Lihat ke Halaman Asli

Insomnia: Paranoia dan Hal Tak Kasat Mata

Diperbarui: 19 April 2024   18:13

Kompasiana adalah platform blog. Konten ini menjadi tanggung jawab bloger dan tidak mewakili pandangan redaksi Kompas.

Image Courtesy: Pexels

Pandemi COVID-19 varian Delta yang mencapai puncaknya pada bulan Juli-Agustus 2021 menyisakan banyak duka dan air mata. Saya sempat terseret ke dalam pusaran tersebut. Tegak diagnosa dengan hasil tes swab positif dengan gejala ringan sebenarnya disarankan untuk bisa isolasi mandiri. Tetapi kondisi suami yang meminta rawat inap membuat kami pergi ke RSUD dan melihat berbagai macam kejadian yang membuat mental semakin drop down. 

Peristiwa demi peristiwa terekam dalam alam bawah sadar saya. Membuat saya tidak bisa tidur berhari-hari selama di rumah sehat dan berlanjut saat isolasi mandiri. Saya menjadi murung, tidak mindful dalam menjalankan aktivitas sehari-hari. Pikiran saya sakit. Saya yakin hal ini juga dialami sebagian besar "alumni" covid. Ketakutan, keadaan mencekam, kematian orang-orang yang dikenal, merasakan dunia kiamat.

Saya menjadi paranoid melihat berita di tv, membaca grup wa, mendengar raungan sirine ataupun siaran megaphone RW setempat. Saya putus asa tetapi tidak tahu harus bagaimana. Hari-hari saya lalui dengan begitu panjang dan melelahkan. Apalagi saat matahari terbenam, pikiran saya seketika berubah kelam. Perjuangan melawan diri sendiri memang perang yang paling berat. Saya butuh pertolongan tapi pada siapa saya mengadu, saya tidak tahu.

Dzikir dan shalat tak cukup menjadi obat. Berbagai macam doapun tak luput saya baca dan rapal. Hati dan jiwa ini masih saja tak tenang. Ditambah dengan kepribadian introvert, saya susah mengungkapkan perasaan dengan berbicara. Pikiran negatif yang tertumpuk menjadi sampah, menggerogoti jiwa saya perlahan tapi pasti.

Tidur sebentar dan gelisah. Mimpi buruk tentang ambulance, isak tangis orang berduka, datang hampir setiap saya memejamkan mata. Rasanya ingin menangis dan berteriak tetapi saya tahan, saya harus kuat, sugesti saya berkali-kali.

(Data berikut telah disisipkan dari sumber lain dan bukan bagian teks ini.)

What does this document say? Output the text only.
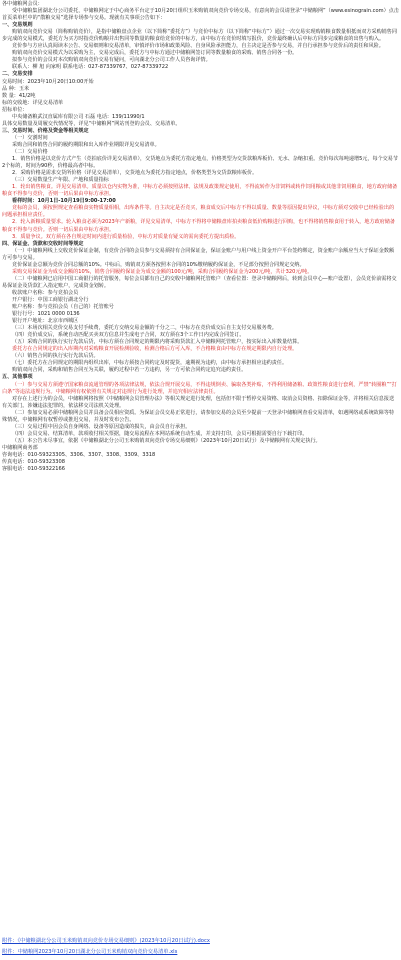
各中储粮网会员：

受中储粮集团湖北分公司委托，中储粮网定于中心商务平台定于10月20日组织玉米购销双向竞价专场交易，有意向的会员请登录“中储粮网”（www.esinograin.com）点击首页菜单栏中的“散粮交易”选择专场参与交易。现就有关事项公告如下：

一、交易规则

购销双向竞价交易（简称购销竞价），是指中储粮盘点企业（以下简称“委托方”）与竞价中标方（以下简称“中标方”）通过一次交易实现购销粮食数量相抵而双方采购销售同步完成的交易模式，委托方为买方时指竞价购粮并出售同等数量的粮食给竞价的中标方，由中标方在竞价时填写报价，竞价最终确认后中标方同步完成粮食的出售与购入。

竞价参与方应认真阅读本公告、交易细则和交易清单，审慎评价市场和政策风险、自身风险承担能力，自主决定是否参与交易，并自行承担参与竞价后的责任和风险。

购销双向竞价交易模式为以采购为主，交易完成后，委托方与中标方通过中储粮网签订同等数量粮食的采购、销售合同各一份。

拟参与竞价的会员对本次购销双向竞价交易有疑问，可向湖北分公司工作人员咨询详情。

联系人：柳 旭 向家明 联系电话：027-87339767、027-87339722

二、交易安排

交易时间：2023年10月20日10:00开始

品 种：玉米

数 量：41/2吨

标的交收地：详见交易清单

招标单位：

中央储备粮武汉直属库有限公司 石磊 电话：139/11990/1

具体交易数量及周履交代情况等，详见“中储粮网”网站刊登的会员、交易清单。

三、交易时间、价格及资金等相关规定

（一）交割时间

采购合同和销售合同的履约期限和出入库作业期限详见交易清单。

（二）交易价格

1．销售价格是以竞价方式产生（竞拍底价详见交易清单），交货地点为委托方指定地点，价格类型为交货款粮库板价、无水、杂缩扣重。竞价每次每吨递增5元，每个交易节2个标的，时间为90秒，价格最高者中标。

2．采购价格是需求交货所价格（详见交易清单），交货地点为委托方指定地点，价格类型为交货款粮库板价。

（三）交易数量生产年限、产地和质量指标

1．轮出销售粮食。详见交易清单。质量以仓内实物为准，中标方必须按照法律、法规及政策规定使用，不得流转作为非饲料或转作饲用粮或其他非饲用粮食，地方政府储备粮食不得参与竞价，否则一切后果由中标方承担。

看样时间：10月1日-10月19日9:00-17:00

竞标的会员，须按照规定查看粮食实物质量相相，出库条件等。自主决定是否竞买，粮食成交后中标方不得以质量、数量等原因提出异议，中标方须对交收中已经检验出的问题承担相应责任。

2．轮入新粮质量要求。轮入粮食必须为2023年产新粮，详见交易清单，中标方不得将中储粮盘库拍卖粮食低价购粮进行回购，也不得将销售粮食用于转入，地方政府储备粮食不得参与竞价。否则一切后果由中标方承担。

3．质量争议。双方须在各自规定时间内进行质量检验，中标方对质量有疑义的需向委托方提出质检。

四、保证金、货款和交收时间等规定

（一）中储粮网线上交收竞价保证金制，有竞价合同的会员参与交易须持有合同保证金，保证金账户与用户线上资金开户平台签约绑定，资金账户余额应当大于保证金数额方可参与交易。

竞价保证金总额为竞价合同总额的10%。中标后，购销双方须各按照本合同的10%缴纳履约保证金，不足部分按照合同规定交纳。

采购交易保证金为成交金额的10%，销售合同履约保证金为成交金额的100元/吨，采购合同履约保证金为200元/吨，共计320元/吨。

（二）中储粮网已启用中国工商银行的托管服务，每位会员都有自己的交收中储粮网托管账户（查看位置：登录中储粮网后，转到会员中心—账户设置），会员竞价前需将交易保证金及货款汇入指定账户，完成资金划转。

收款账户名称：参与竞拍会员

开户银行：中国工商银行湖北分行

账户名称：参与竞拍会员（自己的）托管账号

银行行号：1021 0000 0136

银行开户地址：北京市西城区

（三）本场次相关竞价交易支付手续费，委托方交纳交易金额的千分之二，中标方在竞价成交后自主支付交易服务费。

（四）竞价成交后，系统自动匹配买卖双方信息并生成电子合同，双方须在3个工作日内完成合同签订。

（五）采购合同的执行实行先款后货，中标方须在合同规定的期限内将采购货款汇入中储粮网托管账户，按实际出入库数量结算。

委托方在合同规定的出入库期内对采购粮食开展检测验收，检测合格后方可入库，不合格粮食由中标方在规定期限内自行处理。

（六）销售合同的执行实行先款后货。

（七）委托方在合同规定的期限内组织出库，中标方须按合同约定及时提货，逾期视为违约，由中标方承担相应违约责任。

购销双向合同，采购和销售合同互为关联，履约过程中若一方违约，另一方可依合同约定追究违约责任。

五、其他事项

（一）参与交易方须遵守国家粮食流通管理的各项法律法规，依法合规开展交易，不得违规倒卖、骗取各类补贴，不得利用储备粮、政策性粮食进行套利，严禁“转圈粮”“打白条”等违法违规行为。中储粮网有权依照有关规定对违规行为进行处理，并追究相应法律责任。

对存在上述行为的会员，中储粮网将按照《中储粮网会员管理办法》等相关规定进行处理，包括但不限于暂停交易资格、取消会员资格、扣除保证金等，并将相关信息报送有关部门。涉嫌违法犯罪的，依法移交司法机关处理。

（二）参加交易必须中储粮网会员并具备会员相应资质。为保证会员交易正常进行，请参加交易的会员至少提前一天登录中储粮网查看交易清单，如遇网络或系统故障等特殊情况，中储粮网有权暂停或推迟交易，并及时发布公告。

（三）交易过程中因会员自身网络、设备等原因造成的损失，由会员自行承担。

（四）会员交易、结算清单，款项收付相关票据，随交易流程在本网站系统自动生成，并支持打印，会员可根据需要自行下载打印。

（五）本公告未尽事宜，依据《中储粮湖北分公司玉米购销双向竞价专场交易细则》（2023年10月20日试行）及中储粮网有关规定执行。

中储粮网商务部

咨询电话：010-59323305、3306、3307、3308、3309、3318

传真电话：010-59323308

客服电话：010-59322166

附件：《中储粮湖北分公司玉米购销双向竞价专场交易细则》(2023年10月20日试行).docx
附件：中储粮网2023年10月20日湖北分公司玉米购销双向竞价交易清单.xls
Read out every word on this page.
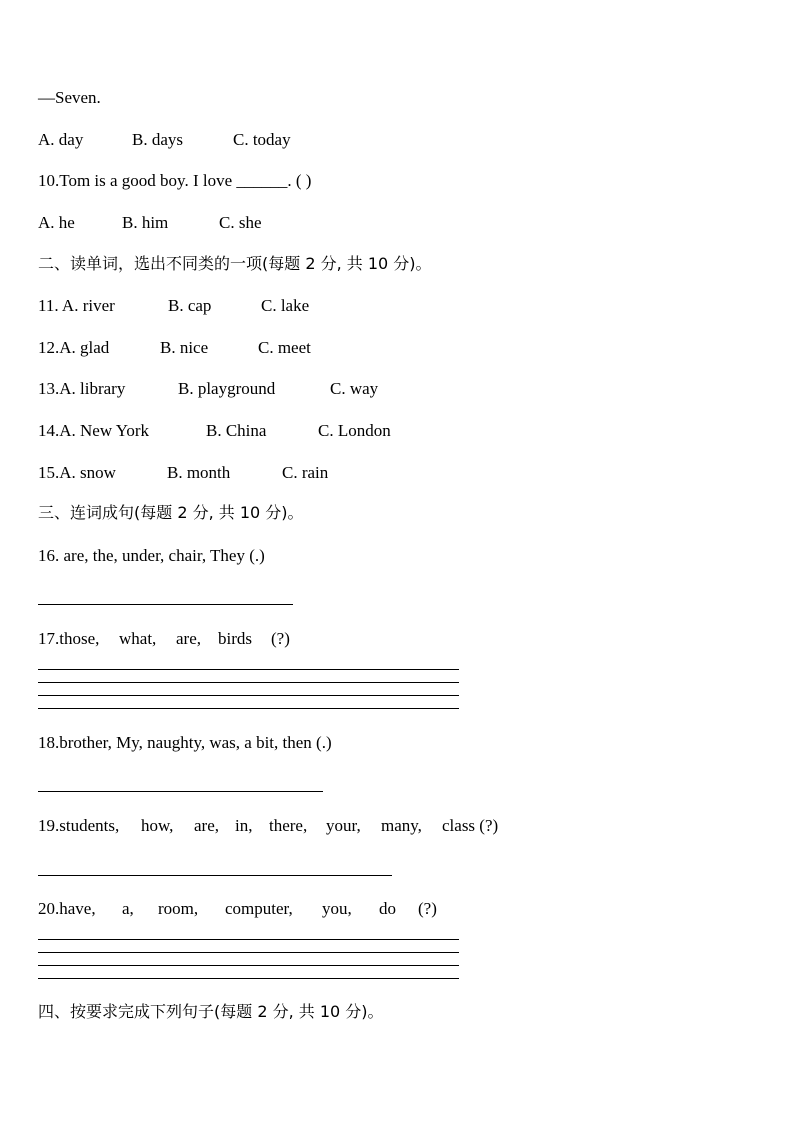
—Seven.
A. day	B. days	C. today
10.Tom is a good boy. I love ______. ( )
A. he	B. him	C. she
二、读单词，选出不同类的一项(每题 2 分, 共 10 分)。
11. A. river	B. cap	C. lake
12.A. glad	B. nice	C. meet
13.A. library	B. playground	C. way
14.A. New York	B. China	C. London
15.A. snow	B. month	C. rain
三、连词成句(每题 2 分, 共 10 分)。
16. are, the, under, chair, They (.)
17.those, what, are, birds (?)
18.brother, My, naughty, was, a bit, then (.)
19.students, how, are, in, there, your, many, class (?)
20.have, a, room, computer, you, do (?)
四、按要求完成下列句子(每题 2 分, 共 10 分)。
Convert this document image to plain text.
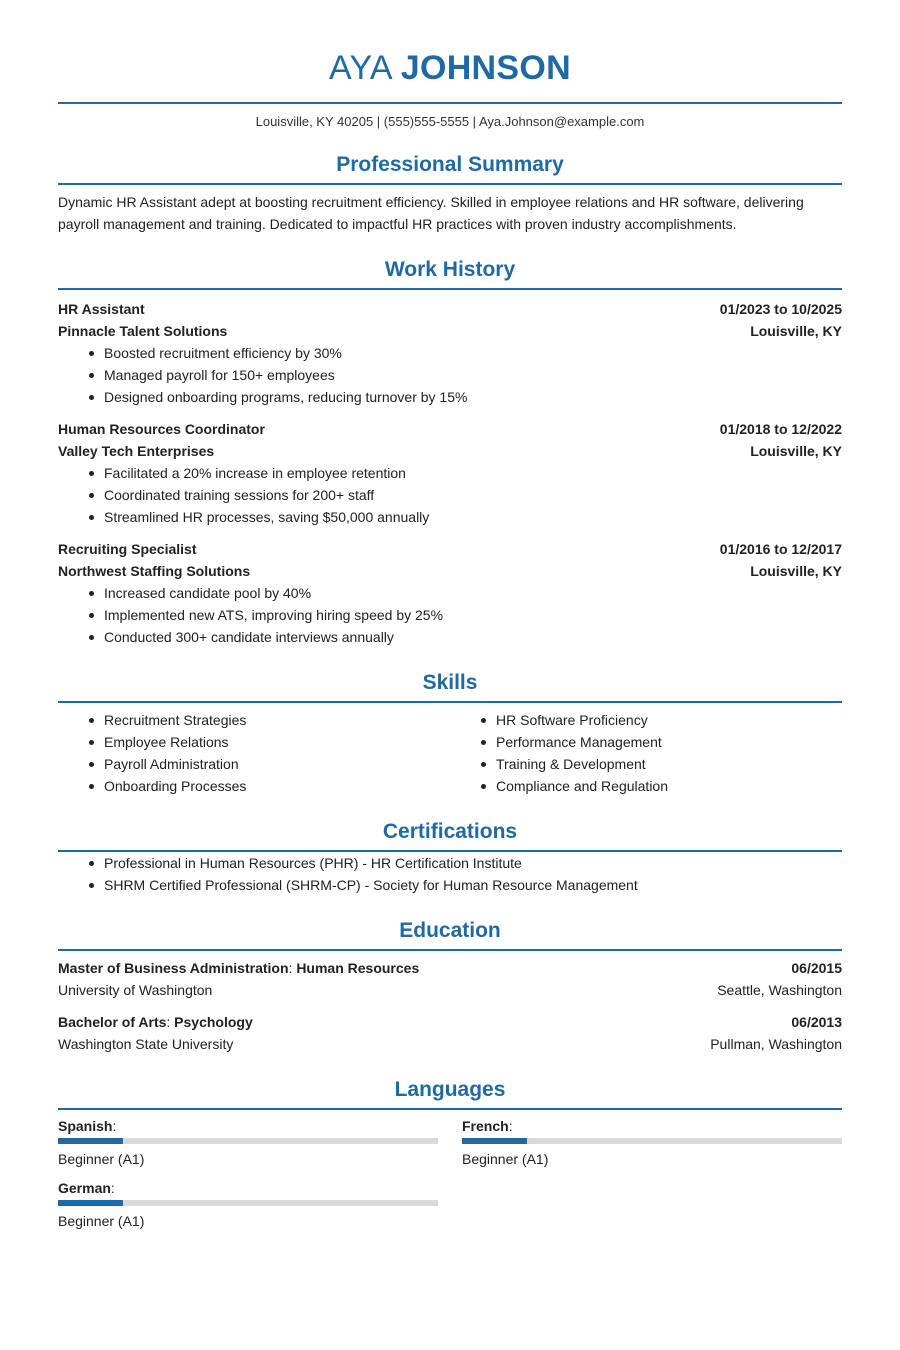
AYA JOHNSON
Louisville, KY 40205 | (555)555-5555 | Aya.Johnson@example.com
Professional Summary
Dynamic HR Assistant adept at boosting recruitment efficiency. Skilled in employee relations and HR software, delivering payroll management and training. Dedicated to impactful HR practices with proven industry accomplishments.
Work History
HR Assistant	01/2023 to 10/2025
Pinnacle Talent Solutions	Louisville, KY
Boosted recruitment efficiency by 30%
Managed payroll for 150+ employees
Designed onboarding programs, reducing turnover by 15%
Human Resources Coordinator	01/2018 to 12/2022
Valley Tech Enterprises	Louisville, KY
Facilitated a 20% increase in employee retention
Coordinated training sessions for 200+ staff
Streamlined HR processes, saving $50,000 annually
Recruiting Specialist	01/2016 to 12/2017
Northwest Staffing Solutions	Louisville, KY
Increased candidate pool by 40%
Implemented new ATS, improving hiring speed by 25%
Conducted 300+ candidate interviews annually
Skills
Recruitment Strategies
Employee Relations
Payroll Administration
Onboarding Processes
HR Software Proficiency
Performance Management
Training & Development
Compliance and Regulation
Certifications
Professional in Human Resources (PHR) - HR Certification Institute
SHRM Certified Professional (SHRM-CP) - Society for Human Resource Management
Education
Master of Business Administration: Human Resources	06/2015
University of Washington	Seattle, Washington
Bachelor of Arts: Psychology	06/2013
Washington State University	Pullman, Washington
Languages
Spanish:
Beginner (A1)
French:
Beginner (A1)
German:
Beginner (A1)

Salah satu usaha instan saya adalah mencoba mengonsumsi obat tidur. Berbagai macam merk saya tenggak, baik herbal, resep dokter maupun suplemen makanan. Tetap saja nihil, tak berbuah hasil.

Suatu malam saya tertidur dan bermimpi tentang mantan saya. Terbangun tengah malam dan menganggapnya bunga tidur semata dan mencoba melupakannya. Saya mencoba kembali tidur. Anehnya, saya memimpikan orang yang sama lagi. Dua kali. Dia, yang namanya tak boleh disebut. Saya merasa janggal dan terganggu.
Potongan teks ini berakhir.